Tony Drago, legale chiede l’avocazione delle indagini «Dai pm c’è stata inerzia assolutamente irragionevole»

A distanza di tre anni dalla morte del caporale siracusano Tony Drago, avvenuta il 6 luglio del 2014 nella caserma Sabatini di Roma, Dario Riccioli, il difensore di fiducia della madre Rosaria Intranuovo e del marito di lei, Alfredo Pappalardo, chiede l’avocazione delle indagini. 

A seguito dell’incidente probatorio, lo scorso 15 marzo i periti nominati dal Gip, Paolo Procaccianti e Federico Boffi, hanno concluso affermando che l’unica ricostruzione compatibile con la multilesività diffusa riscontrata sul corpo di Drago e con la ricostruzione scientifica e dinamico-cinematica della scena del crimine è quella omicidiaria.
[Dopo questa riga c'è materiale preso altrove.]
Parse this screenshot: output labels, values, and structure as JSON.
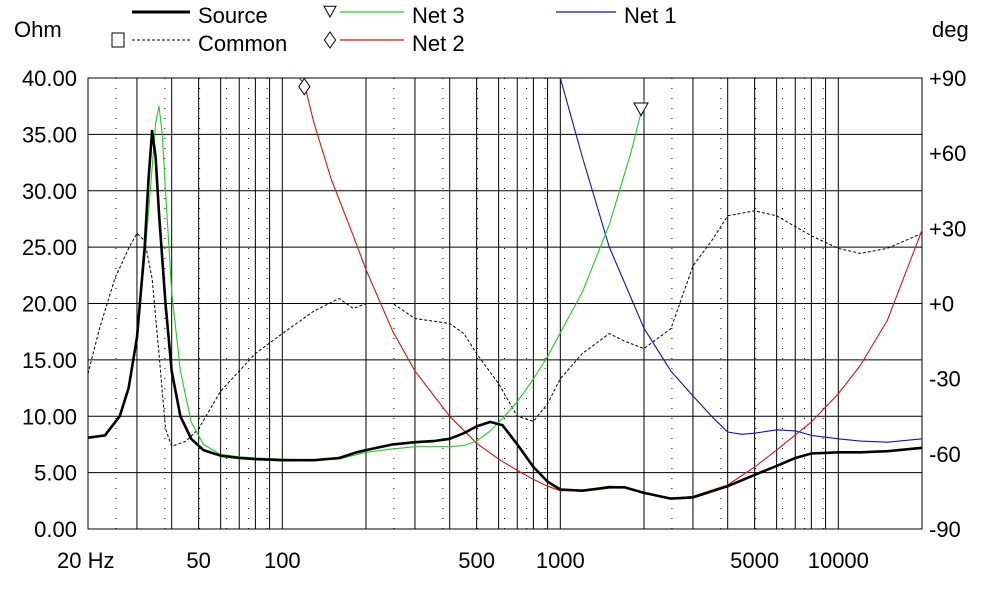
{
  "chart_data": {
    "type": "line",
    "left_unit": "Ohm",
    "right_unit": "deg",
    "x_scale": "log",
    "xlim": [
      20,
      20000
    ],
    "ylim": [
      0,
      40
    ],
    "y2lim": [
      -90,
      90
    ],
    "grid": true,
    "legend_placement": "top",
    "x_tick_labels": [
      {
        "value": 20,
        "label": "20 Hz"
      },
      {
        "value": 50,
        "label": "50"
      },
      {
        "value": 100,
        "label": "100"
      },
      {
        "value": 500,
        "label": "500"
      },
      {
        "value": 1000,
        "label": "1000"
      },
      {
        "value": 5000,
        "label": "5000"
      },
      {
        "value": 10000,
        "label": "10000"
      }
    ],
    "y_tick_labels": [
      "0.00",
      "5.00",
      "10.00",
      "15.00",
      "20.00",
      "25.00",
      "30.00",
      "35.00",
      "40.00"
    ],
    "y2_tick_labels": [
      "-90",
      "-60",
      "-30",
      "+0",
      "+30",
      "+60",
      "+90"
    ],
    "legend": [
      {
        "name": "Source",
        "color": "#000000",
        "style": "solid-thick",
        "marker": ""
      },
      {
        "name": "Common",
        "color": "#000000",
        "style": "dotted",
        "marker": "square"
      },
      {
        "name": "Net 3",
        "color": "#22cc22",
        "style": "solid",
        "marker": "triangle"
      },
      {
        "name": "Net 2",
        "color": "#dd1111",
        "style": "solid",
        "marker": "diamond"
      },
      {
        "name": "Net 1",
        "color": "#1111bb",
        "style": "solid",
        "marker": ""
      }
    ],
    "series": [
      {
        "name": "Source",
        "axis": "left",
        "points": [
          [
            20,
            8.1
          ],
          [
            23,
            8.3
          ],
          [
            26,
            10
          ],
          [
            28,
            12.5
          ],
          [
            30,
            17
          ],
          [
            32,
            25
          ],
          [
            33,
            31
          ],
          [
            34,
            35.3
          ],
          [
            35,
            33
          ],
          [
            36,
            28
          ],
          [
            38,
            20
          ],
          [
            40,
            14
          ],
          [
            43,
            10
          ],
          [
            47,
            8
          ],
          [
            52,
            7
          ],
          [
            60,
            6.5
          ],
          [
            70,
            6.3
          ],
          [
            80,
            6.2
          ],
          [
            100,
            6.1
          ],
          [
            130,
            6.1
          ],
          [
            160,
            6.3
          ],
          [
            185,
            6.8
          ],
          [
            200,
            7
          ],
          [
            250,
            7.5
          ],
          [
            300,
            7.7
          ],
          [
            350,
            7.8
          ],
          [
            400,
            8
          ],
          [
            450,
            8.5
          ],
          [
            500,
            9.1
          ],
          [
            560,
            9.5
          ],
          [
            620,
            9.2
          ],
          [
            700,
            7.5
          ],
          [
            800,
            5.5
          ],
          [
            900,
            4.2
          ],
          [
            1000,
            3.5
          ],
          [
            1200,
            3.4
          ],
          [
            1500,
            3.7
          ],
          [
            1700,
            3.7
          ],
          [
            2000,
            3.2
          ],
          [
            2500,
            2.7
          ],
          [
            3000,
            2.8
          ],
          [
            4000,
            3.8
          ],
          [
            5000,
            4.8
          ],
          [
            6000,
            5.6
          ],
          [
            7000,
            6.3
          ],
          [
            8000,
            6.7
          ],
          [
            10000,
            6.8
          ],
          [
            12000,
            6.8
          ],
          [
            15000,
            6.9
          ],
          [
            20000,
            7.2
          ]
        ]
      },
      {
        "name": "Common",
        "axis": "right",
        "points": [
          [
            20,
            -28
          ],
          [
            22,
            -10
          ],
          [
            25,
            10
          ],
          [
            28,
            22
          ],
          [
            30,
            28
          ],
          [
            32,
            25
          ],
          [
            34,
            10
          ],
          [
            36,
            -20
          ],
          [
            38,
            -50
          ],
          [
            40,
            -57
          ],
          [
            45,
            -55
          ],
          [
            50,
            -50
          ],
          [
            60,
            -35
          ],
          [
            80,
            -20
          ],
          [
            100,
            -12
          ],
          [
            130,
            -3
          ],
          [
            160,
            2
          ],
          [
            180,
            -2
          ],
          [
            200,
            0
          ],
          [
            250,
            0
          ],
          [
            300,
            -6
          ],
          [
            400,
            -8
          ],
          [
            450,
            -12
          ],
          [
            500,
            -20
          ],
          [
            600,
            -32
          ],
          [
            700,
            -45
          ],
          [
            800,
            -47
          ],
          [
            900,
            -40
          ],
          [
            1000,
            -30
          ],
          [
            1200,
            -20
          ],
          [
            1500,
            -12
          ],
          [
            1700,
            -15
          ],
          [
            2000,
            -18
          ],
          [
            2500,
            -10
          ],
          [
            3000,
            15
          ],
          [
            3500,
            25
          ],
          [
            4000,
            35
          ],
          [
            5000,
            37
          ],
          [
            6000,
            35
          ],
          [
            8000,
            27
          ],
          [
            10000,
            22
          ],
          [
            12000,
            20
          ],
          [
            15000,
            22
          ],
          [
            20000,
            28
          ]
        ]
      },
      {
        "name": "Net 3",
        "axis": "left",
        "points": [
          [
            20,
            8.1
          ],
          [
            23,
            8.3
          ],
          [
            26,
            10
          ],
          [
            28,
            12.5
          ],
          [
            30,
            17
          ],
          [
            32,
            24
          ],
          [
            34,
            32
          ],
          [
            35,
            36
          ],
          [
            36,
            37.5
          ],
          [
            37,
            35
          ],
          [
            38,
            30
          ],
          [
            40,
            21
          ],
          [
            43,
            14
          ],
          [
            47,
            9.5
          ],
          [
            52,
            7.5
          ],
          [
            60,
            6.6
          ],
          [
            70,
            6.4
          ],
          [
            80,
            6.3
          ],
          [
            100,
            6.2
          ],
          [
            130,
            6.1
          ],
          [
            160,
            6.2
          ],
          [
            185,
            6.6
          ],
          [
            200,
            6.8
          ],
          [
            250,
            7.1
          ],
          [
            300,
            7.3
          ],
          [
            400,
            7.3
          ],
          [
            450,
            7.4
          ],
          [
            500,
            7.8
          ],
          [
            560,
            8.7
          ],
          [
            620,
            9.8
          ],
          [
            700,
            11.3
          ],
          [
            800,
            13.3
          ],
          [
            900,
            15.3
          ],
          [
            1000,
            17.4
          ],
          [
            1200,
            21
          ],
          [
            1500,
            27
          ],
          [
            1800,
            33.5
          ],
          [
            2000,
            38
          ]
        ]
      },
      {
        "name": "Net 2",
        "axis": "left",
        "points": [
          [
            115,
            40
          ],
          [
            120,
            39.5
          ],
          [
            130,
            36
          ],
          [
            150,
            31
          ],
          [
            180,
            26
          ],
          [
            200,
            23
          ],
          [
            250,
            17.5
          ],
          [
            300,
            14
          ],
          [
            400,
            10
          ],
          [
            500,
            7.6
          ],
          [
            600,
            6.2
          ],
          [
            700,
            5.2
          ],
          [
            800,
            4.4
          ],
          [
            900,
            3.8
          ],
          [
            1000,
            3.4
          ],
          [
            1200,
            3.4
          ],
          [
            1500,
            3.8
          ],
          [
            1700,
            3.7
          ],
          [
            2000,
            3.2
          ],
          [
            2500,
            2.7
          ],
          [
            3000,
            2.9
          ],
          [
            4000,
            3.9
          ],
          [
            5000,
            5.5
          ],
          [
            6000,
            7
          ],
          [
            8000,
            9.5
          ],
          [
            10000,
            12
          ],
          [
            12000,
            14.5
          ],
          [
            15000,
            18.5
          ],
          [
            20000,
            26.5
          ]
        ]
      },
      {
        "name": "Net 1",
        "axis": "left",
        "points": [
          [
            1000,
            40
          ],
          [
            1200,
            33
          ],
          [
            1500,
            25
          ],
          [
            2000,
            17.8
          ],
          [
            2500,
            14
          ],
          [
            3000,
            11.8
          ],
          [
            3500,
            10
          ],
          [
            4000,
            8.6
          ],
          [
            4500,
            8.4
          ],
          [
            5000,
            8.5
          ],
          [
            6000,
            8.8
          ],
          [
            7000,
            8.7
          ],
          [
            8000,
            8.3
          ],
          [
            10000,
            8
          ],
          [
            12000,
            7.8
          ],
          [
            15000,
            7.7
          ],
          [
            20000,
            8
          ]
        ]
      }
    ]
  }
}
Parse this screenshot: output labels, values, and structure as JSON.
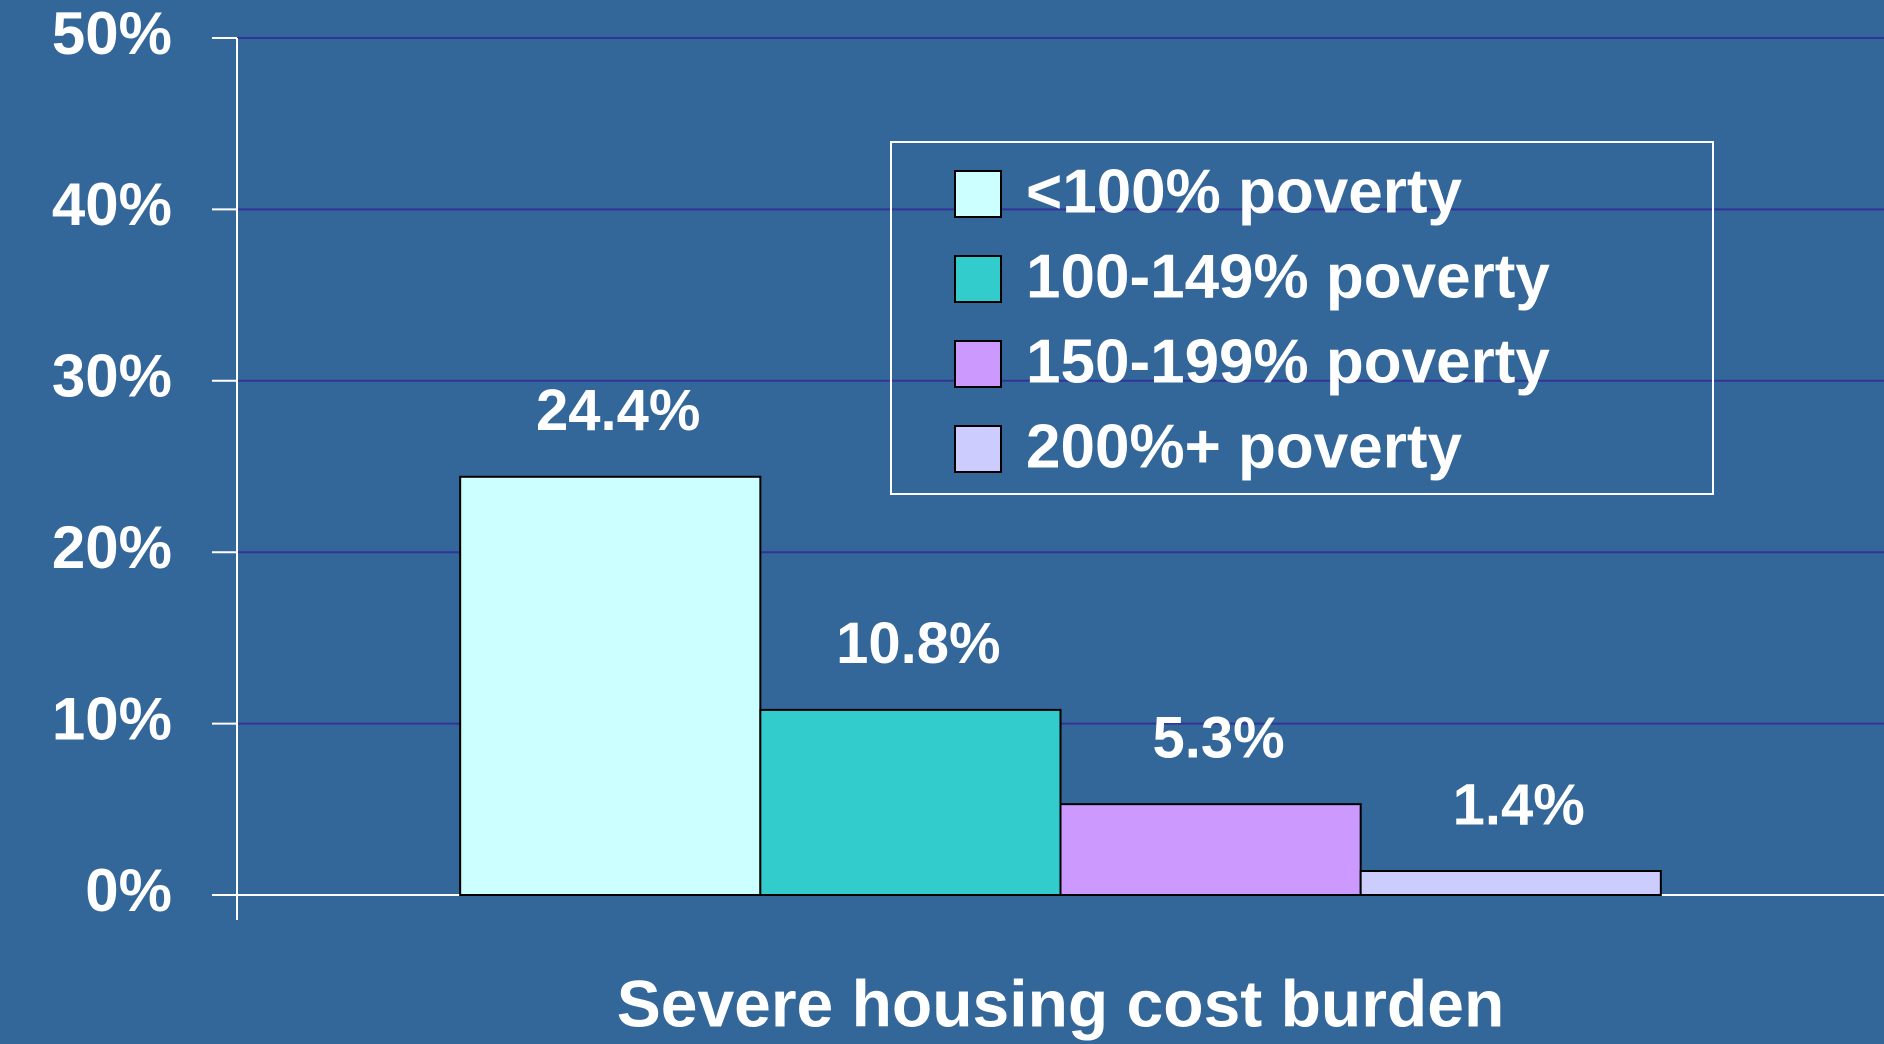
{
  "chart_data": {
    "type": "bar",
    "categories": [
      "Severe housing cost burden"
    ],
    "series": [
      {
        "name": "<100% poverty",
        "color": "#ccffff",
        "values": [
          24.4
        ],
        "value_labels": [
          "24.4%"
        ]
      },
      {
        "name": "100-149% poverty",
        "color": "#33cccc",
        "values": [
          10.8
        ],
        "value_labels": [
          "10.8%"
        ]
      },
      {
        "name": "150-199% poverty",
        "color": "#cc99ff",
        "values": [
          5.3
        ],
        "value_labels": [
          "5.3%"
        ]
      },
      {
        "name": "200%+ poverty",
        "color": "#ccccff",
        "values": [
          1.4
        ],
        "value_labels": [
          "1.4%"
        ]
      }
    ],
    "ylim": [
      0,
      50
    ],
    "yticks": [
      {
        "value": 0,
        "label": "0%"
      },
      {
        "value": 10,
        "label": "10%"
      },
      {
        "value": 20,
        "label": "20%"
      },
      {
        "value": 30,
        "label": "30%"
      },
      {
        "value": 40,
        "label": "40%"
      },
      {
        "value": 50,
        "label": "50%"
      }
    ],
    "grid": true,
    "legend": "upper right"
  }
}
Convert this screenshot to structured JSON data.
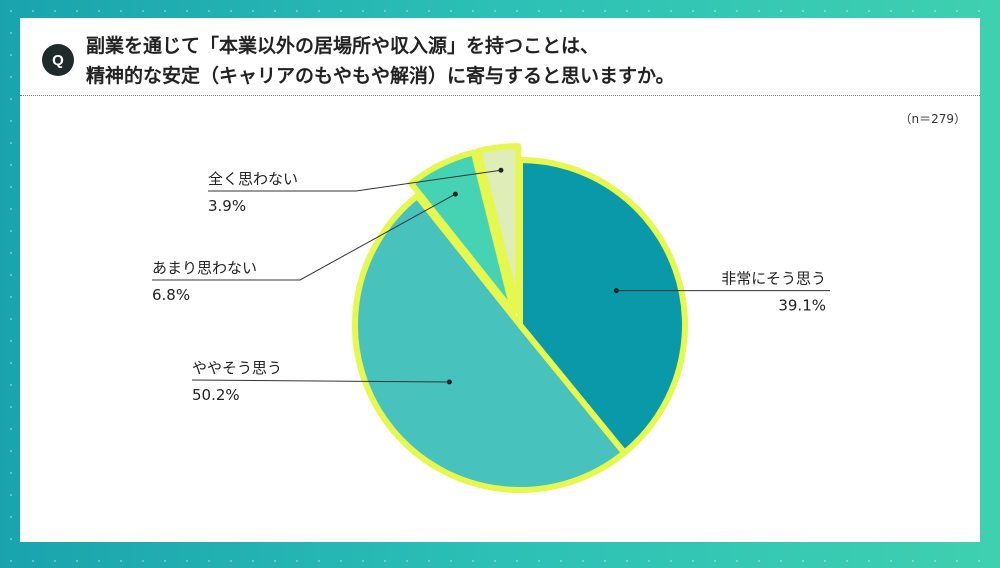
{
  "header": {
    "badge": "Q",
    "question_line1": "副業を通じて「本業以外の居場所や収入源」を持つことは、",
    "question_line2": "精神的な安定（キャリアのもやもや解消）に寄与すると思いますか。"
  },
  "sample_size": "（n＝279）",
  "colors": {
    "background": "#2cc0b6",
    "outline": "#e6f84f",
    "slice1": "#0a99a8",
    "slice2": "#47c2bc",
    "slice3": "#45d3b3",
    "slice4": "#dfeeb9"
  },
  "chart_data": {
    "type": "pie",
    "slices": [
      {
        "label": "非常にそう思う",
        "value": 39.1,
        "display": "39.1%",
        "color": "#0a99a8",
        "exploded": false
      },
      {
        "label": "ややそう思う",
        "value": 50.2,
        "display": "50.2%",
        "color": "#47c2bc",
        "exploded": false
      },
      {
        "label": "あまり思わない",
        "value": 6.8,
        "display": "6.8%",
        "color": "#45d3b3",
        "exploded": true
      },
      {
        "label": "全く思わない",
        "value": 3.9,
        "display": "3.9%",
        "color": "#dfeeb9",
        "exploded": true
      }
    ]
  }
}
Nessun dubbio: il militare siracusano sarebbe stato barbaramente ucciso all’interno della caserma, «eppure la Procura non ha ancora – dichiara Riccioli – assunto determinazioni in merito al procedimento iscritto contro otto militari che, per grado e funzioni, avevano l’obbligo giurdico di impedire la morte di Tony Drago». È per questo che, ricevuto il mandato dai suoi assistiti, il legale ha depositato oggi la richiesta di avocazione delle indagini al procuratore generale presso la corte di Appello di Roma.

«Sarà il procuratore adesso – spiega l’avvocato a Meridionews – a cercare di capire le ragioni per cui c’è stata questa inerzia per poi valutare come procedere. Per me – commenta – questa lentezza è un atteggiamento assolutamente irragionevole visto che la procura autonomamente aveva iscritto una notizia di reato per omicidio volontario a carico di ignoti. Nasce da qui la richiesta di avocazione, anche perché il rischio è quello che trascorrano i sei anni che sono il termine per la prescrizione breve. Ma la procura – specifica – deve ancora decidere se fare l’avviso di conclusione delle indagini». 

Per Riccioli, senza avocazione, se la procura «dovesse ritenere di esercitare l’azione penale perderemmo comunque almeno un altro anno e poi ci resterebbero solo due anni e mezzo per fare un processo che, quasi certamente, non si concluderebbe in primo grado perché i difensori degli imputati credo metterebbero nella loro lista tutti i militari presenti in caserma. In questa vicenda – conclude – il tempo sta diventando il nostro peggior avversario ma dovrebbe esserlo anche per i magistrati».